Handlarze podwoili na obszarach zalanych ceny na towary, najpotrzebniejsze ofiarom powodzi. Rynek zadziałał natychmiast i problem zniknął z serwisów informacyjnych. Ceny bowiem są obrazem stosunku popytu do podaży. Jeżeli się sprowadzi odpowiednią ilość potrzebnych towarów, pozostaną bez zmian lub zgoła spadną.
Wbrew wcześniejszym zapewnieniom nasz prezydent się pojawi na terenach powodziowych. Jeżeli przeniesie tam sposób wypowiadania się o rządzie, zademonstrowany na Forum Ekonomicznym w Krynicy, gdzie poczynania dobrej zmiany przypisał obecnemu rządowi, będzie śmieszniej, ale czy o to chodzi?

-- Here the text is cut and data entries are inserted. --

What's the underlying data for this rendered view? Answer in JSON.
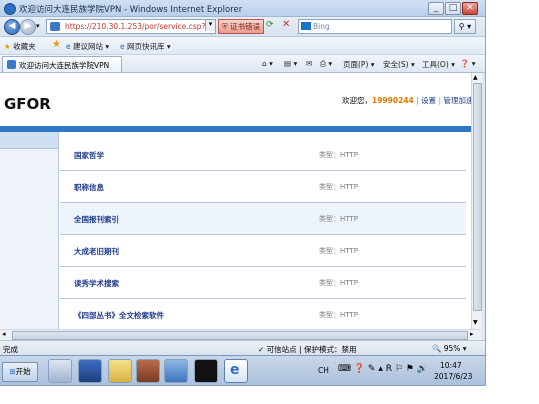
{
  "window": {
    "title": "欢迎访问大连民族学院VPN - Windows Internet Explorer",
    "min_glyph": "_",
    "max_glyph": "□",
    "close_glyph": "✕"
  },
  "address_bar": {
    "url": "https://210.30.1.253/por/service.csp?ty",
    "cert_label": "证书错误",
    "search_placeholder": "Bing"
  },
  "favorites_bar": {
    "favorites_label": "收藏夹",
    "items": [
      "建议网站 ▾",
      "网页快讯库 ▾"
    ]
  },
  "tab": {
    "title": "欢迎访问大连民族学院VPN"
  },
  "command_bar": {
    "page": "页面(P) ▾",
    "safety": "安全(S) ▾",
    "tools": "工具(O) ▾",
    "help": "❓ ▾"
  },
  "page": {
    "logo": "GFOR",
    "welcome": "欢迎您，",
    "username": "19990244",
    "settings": "设置",
    "admin": "管理加速",
    "resources": [
      {
        "name": "国家哲学",
        "type": "类型：HTTP"
      },
      {
        "name": "职称信息",
        "type": "类型：HTTP"
      },
      {
        "name": "全国报刊索引",
        "type": "类型：HTTP"
      },
      {
        "name": "大成老旧期刊",
        "type": "类型：HTTP"
      },
      {
        "name": "读秀学术搜索",
        "type": "类型：HTTP"
      },
      {
        "name": "《四部丛书》全文检索软件",
        "type": "类型：HTTP"
      }
    ]
  },
  "status_bar": {
    "text": "完成",
    "zone": "✓ 可信站点 | 保护模式：禁用",
    "zoom": "🔍 95% ▾"
  },
  "taskbar": {
    "start": "开始",
    "tray": "CH",
    "time": "10:47",
    "date": "2017/6/23"
  },
  "colors": {
    "accent_blue": "#2f77c5",
    "username_orange": "#e07a00",
    "link_blue": "#1f3b8a"
  }
}
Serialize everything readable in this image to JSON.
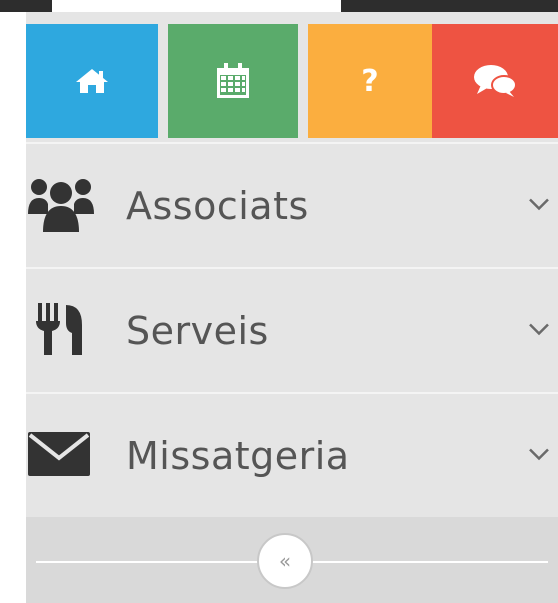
{
  "shortcuts": [
    {
      "name": "home",
      "icon": "home-icon",
      "color": "#2ea8df"
    },
    {
      "name": "calendar",
      "icon": "calendar-icon",
      "color": "#5aab6b"
    },
    {
      "name": "help",
      "icon": "question-icon",
      "color": "#fbae3f",
      "glyph": "?"
    },
    {
      "name": "chat",
      "icon": "chat-icon",
      "color": "#ee5342"
    }
  ],
  "menu": {
    "items": [
      {
        "label": "Associats",
        "icon": "users-icon"
      },
      {
        "label": "Serveis",
        "icon": "fork-knife-icon"
      },
      {
        "label": "Missatgeria",
        "icon": "envelope-icon"
      }
    ]
  },
  "collapse": {
    "glyph": "«",
    "icon": "double-chevron-left-icon"
  },
  "colors": {
    "sidebar_bg": "#e5e5e5",
    "text": "#555555",
    "icon_dark": "#333333"
  }
}
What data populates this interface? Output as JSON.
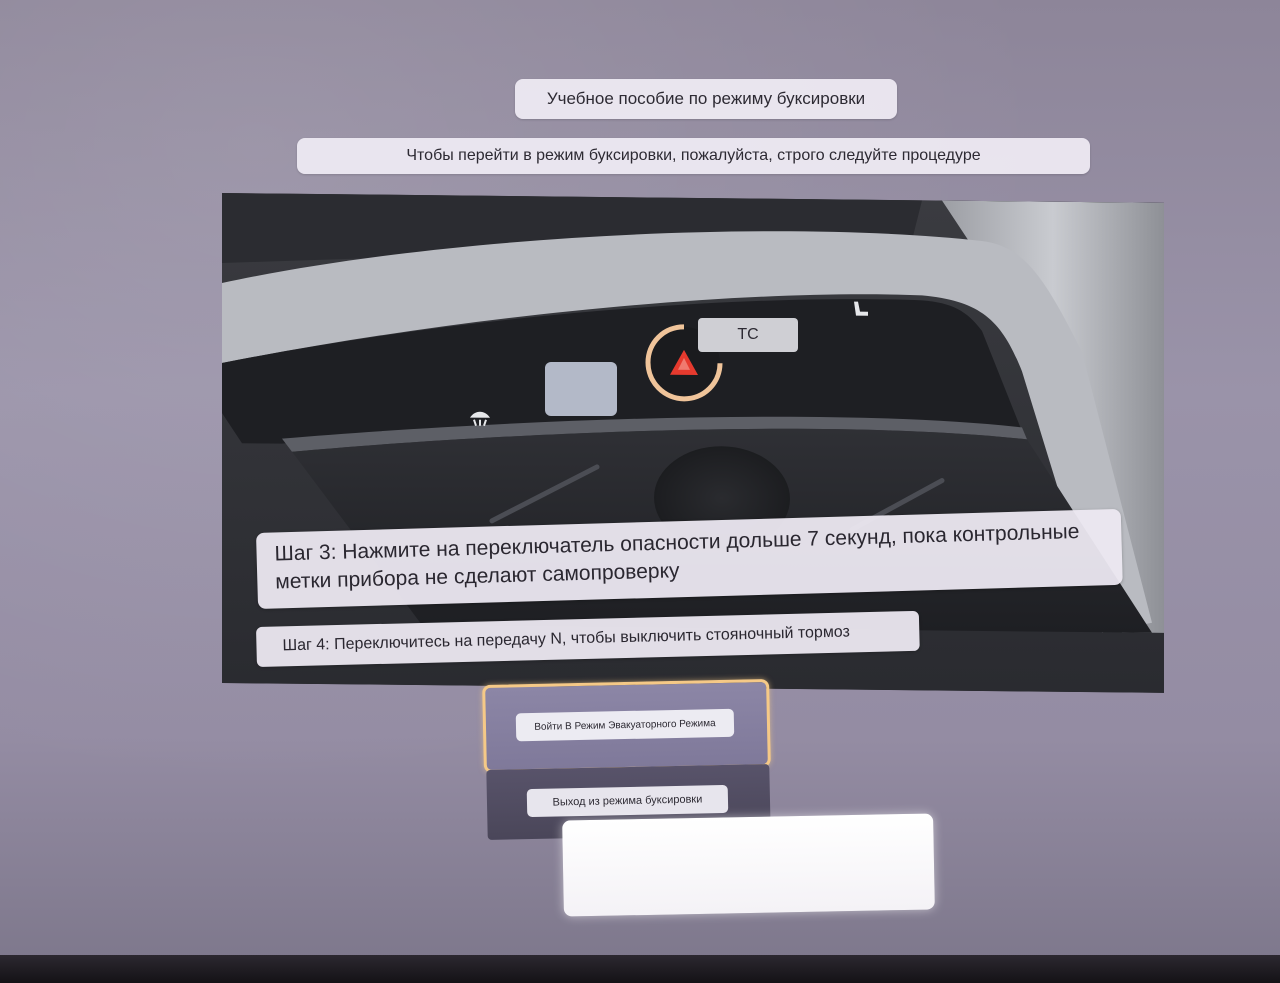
{
  "header": {
    "title": "Учебное пособие по режиму буксировки",
    "subtitle": "Чтобы перейти в режим буксировки, пожалуйста, строго следуйте процедуре"
  },
  "video": {
    "tc_label": "ТС",
    "highlight_color": "#f0c49a",
    "hazard_color": "#e63a2e"
  },
  "steps": {
    "step3": "Шаг 3: Нажмите на переключатель опасности дольше 7 секунд, пока контрольные метки прибора не сделают самопроверку",
    "step4": "Шаг 4: Переключитесь на передачу N, чтобы выключить стояночный тормоз"
  },
  "actions": {
    "enter_label": "Войти В Режим Эвакуаторного Режима",
    "exit_label": "Выход из режима буксировки",
    "selected_border_color": "#f5c987"
  }
}
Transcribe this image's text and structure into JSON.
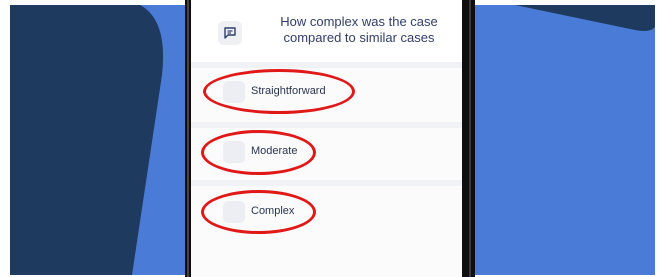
{
  "question": {
    "icon": "message-icon",
    "text": "How complex was the case compared to similar cases"
  },
  "options": [
    {
      "label": "Straightforward"
    },
    {
      "label": "Moderate"
    },
    {
      "label": "Complex"
    }
  ],
  "colors": {
    "annotation": "#e01818",
    "background_blue": "#4a7bd6",
    "background_navy": "#1e3a5f",
    "text": "#2f3e6a"
  }
}
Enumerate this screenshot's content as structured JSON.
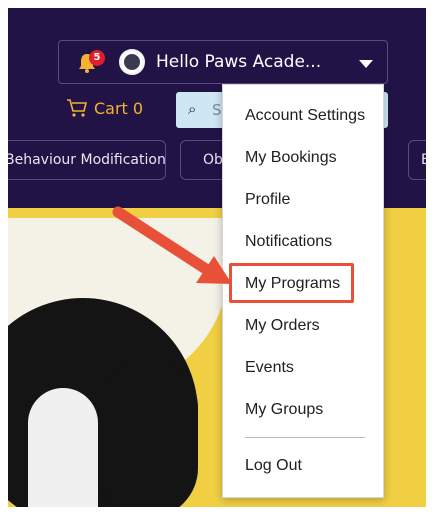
{
  "header": {
    "notification_count": "5",
    "greeting": "Hello Paws Acade...",
    "cart_label": "Cart 0",
    "search_text": "S",
    "categories": [
      "Behaviour Modification",
      "Ob",
      "Bo"
    ]
  },
  "menu": {
    "items": [
      "Account Settings",
      "My Bookings",
      "Profile",
      "Notifications",
      "My Programs",
      "My Orders",
      "Events",
      "My Groups"
    ],
    "logout": "Log Out",
    "highlighted_item": "My Programs"
  },
  "colors": {
    "header_bg": "#221346",
    "cart_accent": "#f2b234",
    "badge": "#e01e2f",
    "highlight": "#e8503a",
    "search_bg": "#cfe7f3"
  },
  "icons": [
    "bell-icon",
    "avatar-logo",
    "chevron-down-icon",
    "cart-icon",
    "search-icon",
    "arrow-annotation"
  ]
}
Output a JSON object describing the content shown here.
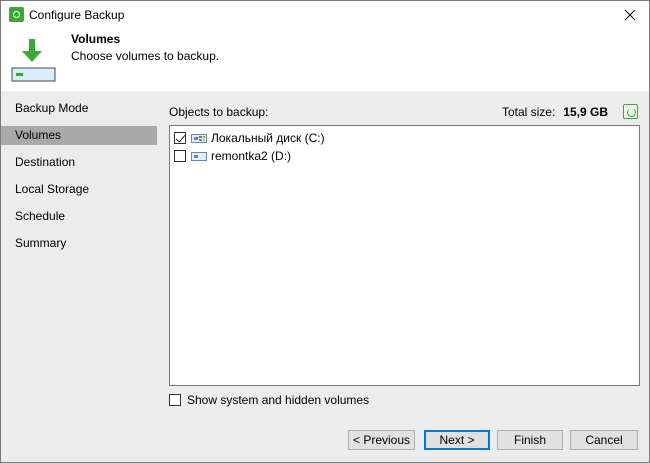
{
  "window": {
    "title": "Configure Backup"
  },
  "header": {
    "title": "Volumes",
    "subtitle": "Choose volumes to backup."
  },
  "sidebar": {
    "items": [
      {
        "label": "Backup Mode",
        "active": false
      },
      {
        "label": "Volumes",
        "active": true
      },
      {
        "label": "Destination",
        "active": false
      },
      {
        "label": "Local Storage",
        "active": false
      },
      {
        "label": "Schedule",
        "active": false
      },
      {
        "label": "Summary",
        "active": false
      }
    ]
  },
  "content": {
    "objects_label": "Objects to backup:",
    "total_size_label": "Total size:",
    "total_size_value": "15,9 GB",
    "volumes": [
      {
        "label": "Локальный диск (C:)",
        "checked": true,
        "system": true
      },
      {
        "label": "remontka2 (D:)",
        "checked": false,
        "system": false
      }
    ],
    "show_hidden_label": "Show system and hidden volumes",
    "show_hidden_checked": false
  },
  "footer": {
    "previous_label": "< Previous",
    "next_label": "Next >",
    "finish_label": "Finish",
    "cancel_label": "Cancel"
  },
  "colors": {
    "accent": "#3aaa35",
    "selection": "#a9a9a9",
    "panel": "#ececec",
    "focus": "#0078d7"
  }
}
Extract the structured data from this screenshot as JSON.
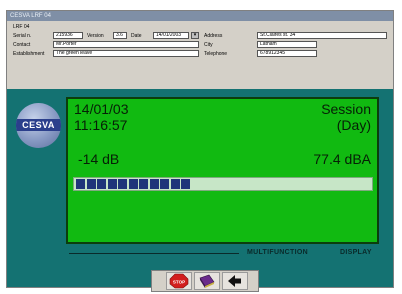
{
  "window": {
    "title": "CESVA LRF 04"
  },
  "info_left": [
    {
      "label": "LRF 04",
      "value": ""
    },
    {
      "label": "Serial n.",
      "value": "215936"
    },
    {
      "label": "Contact",
      "value": "Mr.Porter"
    },
    {
      "label": "Establishment",
      "value": "The green leave"
    }
  ],
  "version": {
    "label": "Version",
    "value": "3.6"
  },
  "date_field": {
    "label": "Date",
    "value": "14/01/2003"
  },
  "info_right": [
    {
      "label": "Address",
      "value": "St.Claires st. 34"
    },
    {
      "label": "City",
      "value": "Latham"
    },
    {
      "label": "Telephone",
      "value": "678912345"
    }
  ],
  "logo": {
    "text": "CESVA"
  },
  "display": {
    "date": "14/01/03",
    "time": "11:16:57",
    "mode_line1": "Session",
    "mode_line2": "(Day)",
    "db_offset": "-14 dB",
    "level": "77.4 dBA",
    "bar_fill": 0.38,
    "bar_segments": 11
  },
  "footer": {
    "label1": "MULTIFUNCTION",
    "label2": "DISPLAY"
  },
  "buttons": [
    {
      "name": "stop-button",
      "icon": "stop-icon",
      "text": "STOP"
    },
    {
      "name": "book-button",
      "icon": "book-icon"
    },
    {
      "name": "exit-button",
      "icon": "arrow-left-icon"
    }
  ],
  "colors": {
    "screen_green": "#11ba11",
    "teal": "#147272",
    "bar_blue": "#20357a"
  }
}
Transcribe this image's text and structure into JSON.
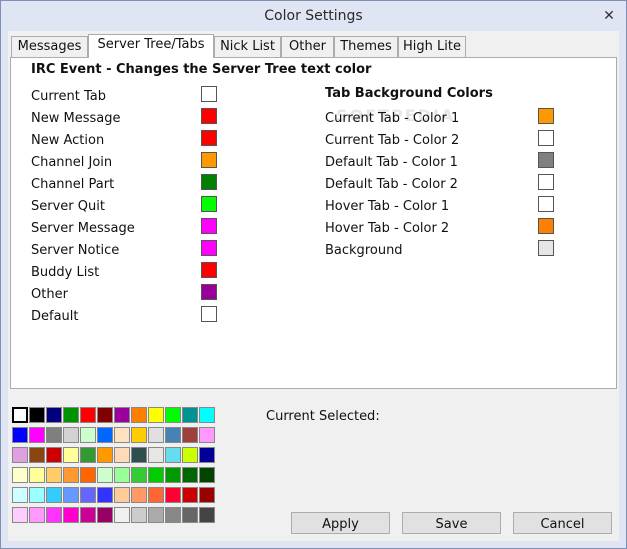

Zwłaszcza że trudno będzie rzecz przebić po przedstawieniu przez Dominika Tarczyńskiego Parlamentowi Europejskiemu powodów, dla których rząd PiS nie zbudował infrastruktury chroniącej przed powodzią. Oto Niemcy opłacili ekologów, aby ci ich budowę oprotestowali.
Donald Trump nie spotka się z Andrzejem Dudą w pensylwańskiej Częstochowie. Pewnie nie chce, aby mu kampanię wyborczą zepsuła wizja świata, określana przez naszych zmieniaczy dobra. Trudno mu się dziwić.
A opady zanikły i fala powodziowa się rozciągnęła, obniżając swoją wysokość.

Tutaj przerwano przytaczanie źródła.